Brad traded the X-Men 1 book for some choice Kirby stuff including FF 3 book (san 1 page) during the great Tony Christopher sell off. Wow, what a time that was.

 

 

Back in 2007 at a Comic Book show in Yorba Linda, California a comic/vintage car collector named Bill Wheatly brought some original art with him in two portfolios. Myself and Jamie Newbold (owner of Southern California Comics) were astonished when he opened the portfolios and inside was the complete original art to X-Men #1, along with other key pieces such as the title splash and last page of Marvel Spotlight #5 by Mike Plogg featuring the 1st Ghost Rider.

 

We asked him how he obtained the art and he stated himself and another investor obtained the art from Kirk Hammett (lead guitarist for Metallica) who purchased the art from the Kirby estate in 1995. We didn't know if the story was true or fabricated, but the art was the real deal.
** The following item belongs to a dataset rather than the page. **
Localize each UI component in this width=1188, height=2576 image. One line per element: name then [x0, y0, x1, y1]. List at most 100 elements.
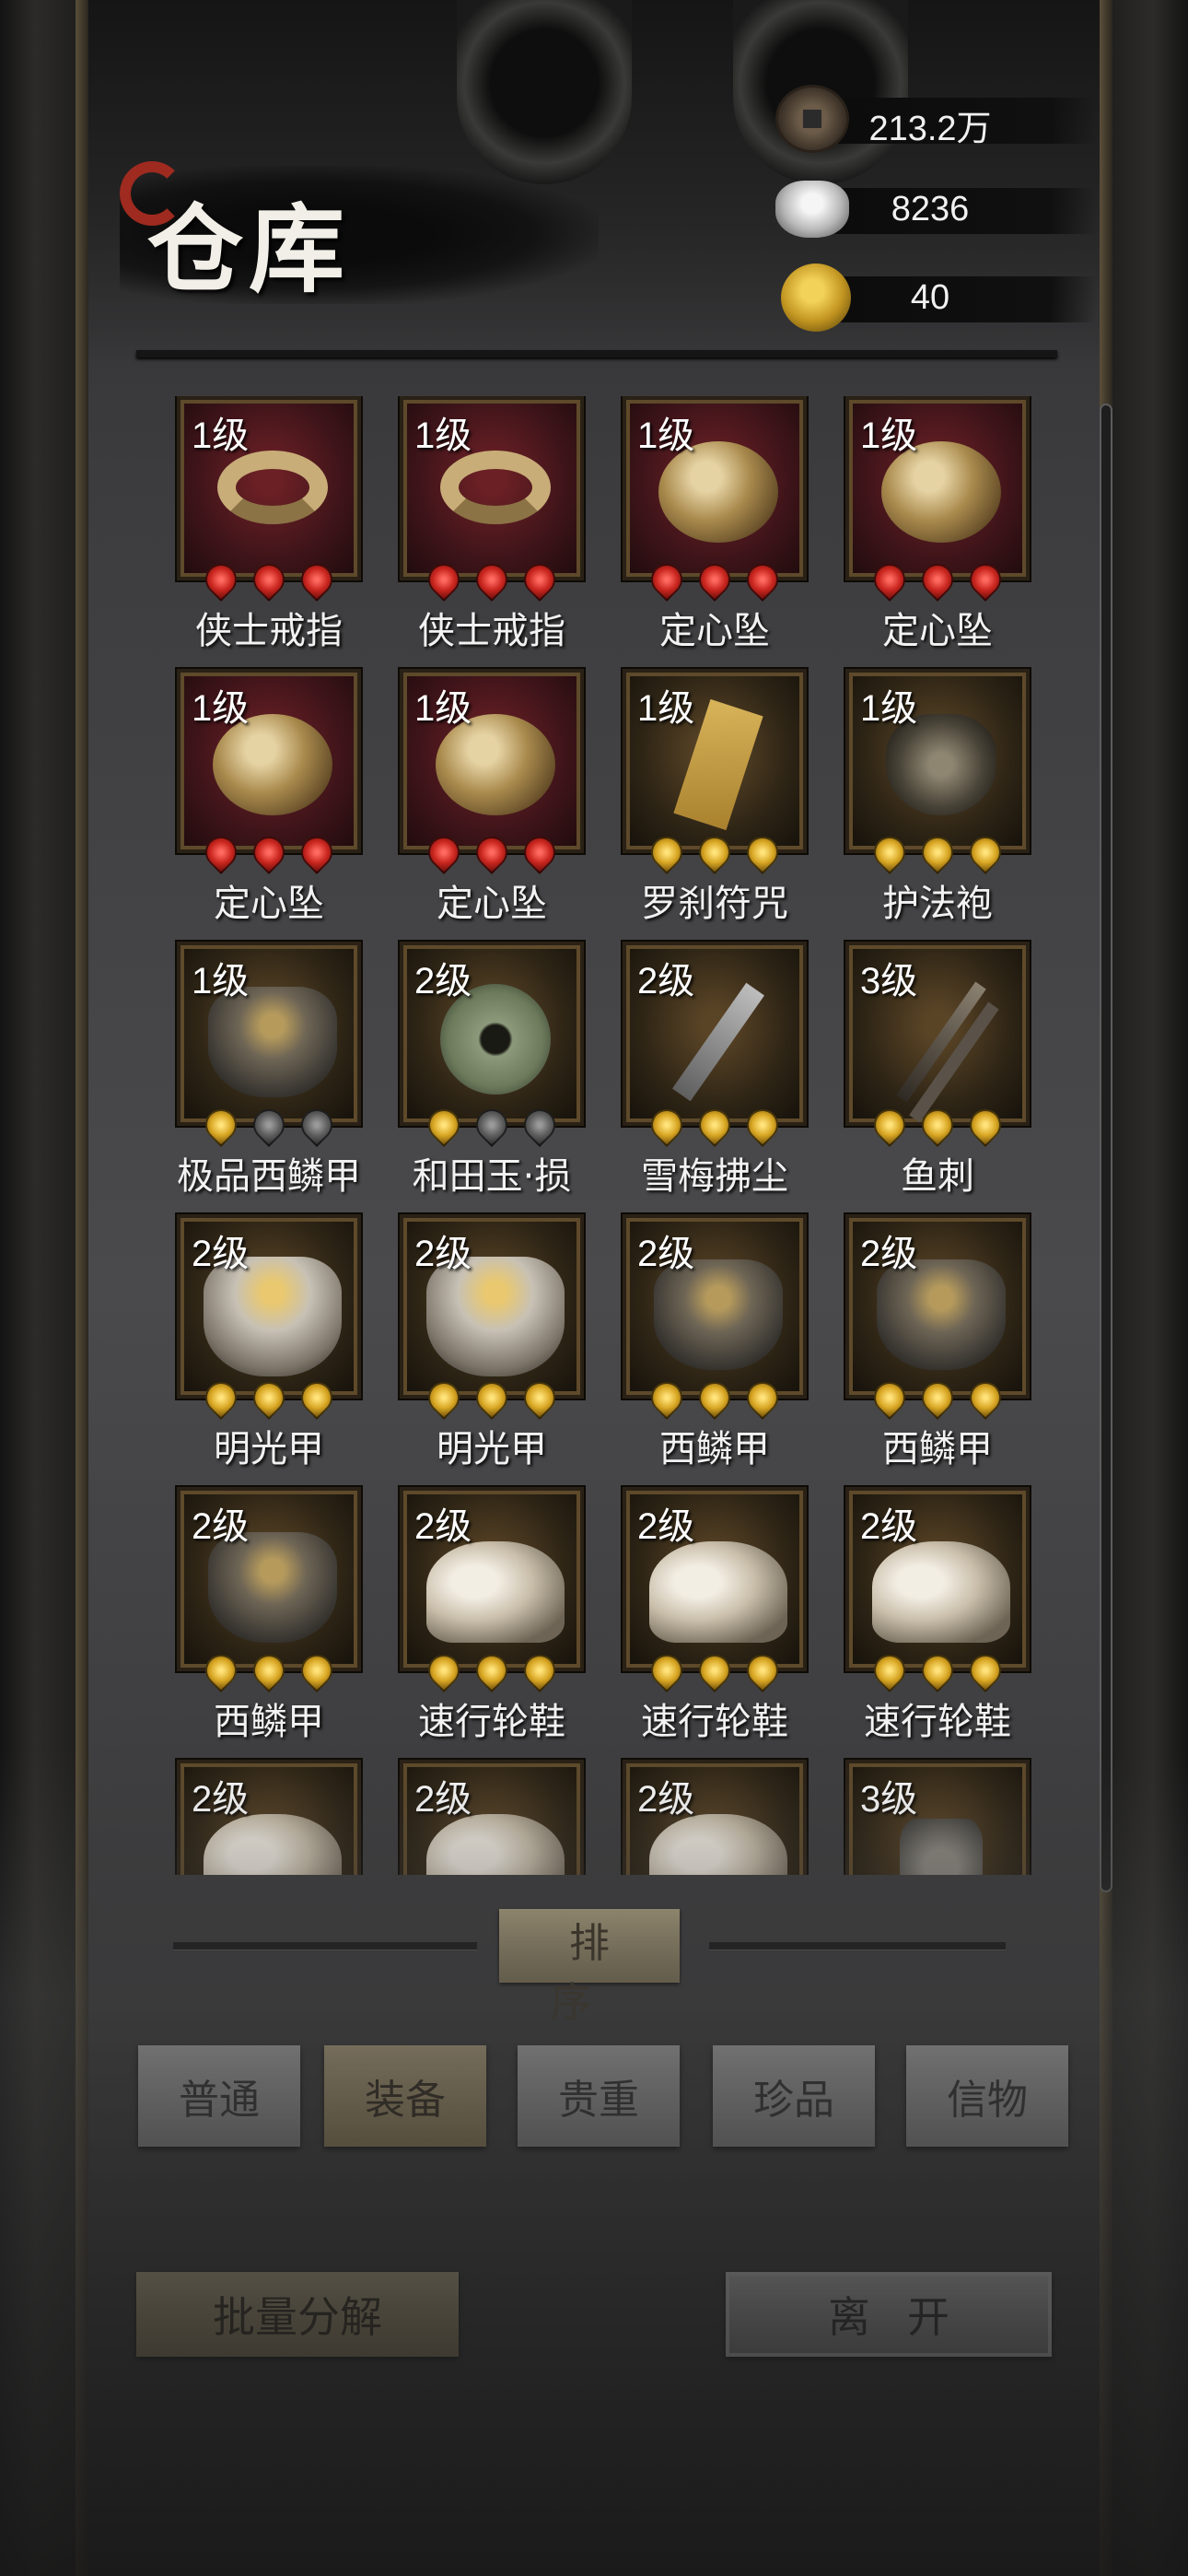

I tried in vain to purchase a few of the pages, but Bill didn't want to sell them.

 

Approximately four months later the X-Men pages showed up in a Heritage auction and some of the other pieces showed up on CAF (Marvel Spotlight #5 pages) and Comiclink (Daredevil #4 title splash). Even though I was unable to obtain any of the pages I felt lucky to have been able to observe Kirby's original art for X-Men up close and personal.